Jonas (Brenton Thwaites) lives in a world of sameness and order. Emotions, perception, and community are kept in order and check by a mysterious council of elders that has restructured society presumably for the greater good. Upon their 18th birthday, Jonas and his friends (Cameron Monaghan and Odeya Rush) are assigned positions in the community correlating to their individual skills. Jonas, blessed with a unique perception of the world, is selected to be the community’s next “Receiver of Memory.” Under the tutelage of the Giver (Jeff Bridges), Jonas gains knowledge of the world that was and carries with him a hope for a better future.
It’s hard not to watch “The Giver” and feel a genuine lack of sincerity on the part of its message. For all its preaching about the dangers of conformity and the importance of human emotion and variety, everything about Noyce’s direction and the script by Michael Mitnick and Robert B. Waide feels indifferent and pedestrian. Instead of attempting to embrace the subtleties of Lowry’s novel or even crafting a dystopia with a distinct identity, “The Giver” tries desperately to emulate its peers. Its cast of characters are older than those in the book and are cast with attractive, and ultimately bland, young starlets. Unnecessary action sequences are inserted into the film’s overblown conclusion. A love triangle is slipped in for those still hankering for the tritest trop of this burgeoning genre. It’s not so bad as it is upsettingly familiar. It’s as if “The Giver” is actively attempting to rob itself of identity.
There are aspects where “The Giver” does step ever so slightly into something worth remembering. Jeff Bridges is dependably strong as the title character even if the film won’t rank amongst his highest performances. Alexander Skarsgard and Katie Holmes turn in some of the most complicated acting of the film as Jonas’s loyal but emotionally distant and skeptical dogmatic parents.

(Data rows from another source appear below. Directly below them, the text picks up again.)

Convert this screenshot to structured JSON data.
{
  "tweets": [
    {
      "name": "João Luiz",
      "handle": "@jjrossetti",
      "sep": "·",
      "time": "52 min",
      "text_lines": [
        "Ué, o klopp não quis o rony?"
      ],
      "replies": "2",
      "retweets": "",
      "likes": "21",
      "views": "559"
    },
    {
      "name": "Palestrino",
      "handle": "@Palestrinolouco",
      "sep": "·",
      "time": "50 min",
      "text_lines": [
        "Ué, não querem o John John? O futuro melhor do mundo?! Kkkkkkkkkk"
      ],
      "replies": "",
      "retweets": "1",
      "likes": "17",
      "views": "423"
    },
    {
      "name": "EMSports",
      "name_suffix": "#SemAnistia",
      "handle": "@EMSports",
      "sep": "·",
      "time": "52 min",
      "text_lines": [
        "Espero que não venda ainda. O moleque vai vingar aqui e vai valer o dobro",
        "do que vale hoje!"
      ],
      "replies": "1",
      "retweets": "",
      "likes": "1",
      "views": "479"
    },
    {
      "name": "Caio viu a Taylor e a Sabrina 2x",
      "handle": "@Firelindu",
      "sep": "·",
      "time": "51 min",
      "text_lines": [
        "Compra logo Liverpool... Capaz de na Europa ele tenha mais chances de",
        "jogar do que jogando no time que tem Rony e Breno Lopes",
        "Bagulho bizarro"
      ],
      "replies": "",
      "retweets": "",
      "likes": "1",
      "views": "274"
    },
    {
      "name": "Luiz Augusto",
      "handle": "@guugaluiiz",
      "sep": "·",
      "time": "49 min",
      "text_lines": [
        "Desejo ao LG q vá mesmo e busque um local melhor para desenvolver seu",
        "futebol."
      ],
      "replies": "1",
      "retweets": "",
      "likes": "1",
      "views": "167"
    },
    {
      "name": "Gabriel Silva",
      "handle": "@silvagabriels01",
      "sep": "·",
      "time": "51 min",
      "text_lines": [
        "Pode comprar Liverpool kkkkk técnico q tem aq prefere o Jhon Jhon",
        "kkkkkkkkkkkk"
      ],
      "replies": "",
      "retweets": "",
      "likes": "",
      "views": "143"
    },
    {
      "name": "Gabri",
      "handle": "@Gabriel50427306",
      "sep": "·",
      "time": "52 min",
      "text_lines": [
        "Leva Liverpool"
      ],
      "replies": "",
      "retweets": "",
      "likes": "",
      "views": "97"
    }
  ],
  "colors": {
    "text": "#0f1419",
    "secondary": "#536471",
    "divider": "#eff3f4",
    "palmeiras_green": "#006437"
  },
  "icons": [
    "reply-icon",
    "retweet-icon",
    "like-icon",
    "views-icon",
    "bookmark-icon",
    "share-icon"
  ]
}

However, there is one brief sequence in which The Giver transcends its trappings and just for a moment instills a sense of awe. Jonas has been raised in a colorless world, one of the many aspects of reality that have been taken away by the council of elders. When the Giver breaks this barrier by showing Jonas a gorgeous oceanic sunset, the film jumps to life in a display of stunning visual contrast and true wonder. It’s a brief celebration of the world and humanity itself that peeps its head out before disappearing once more into indifference.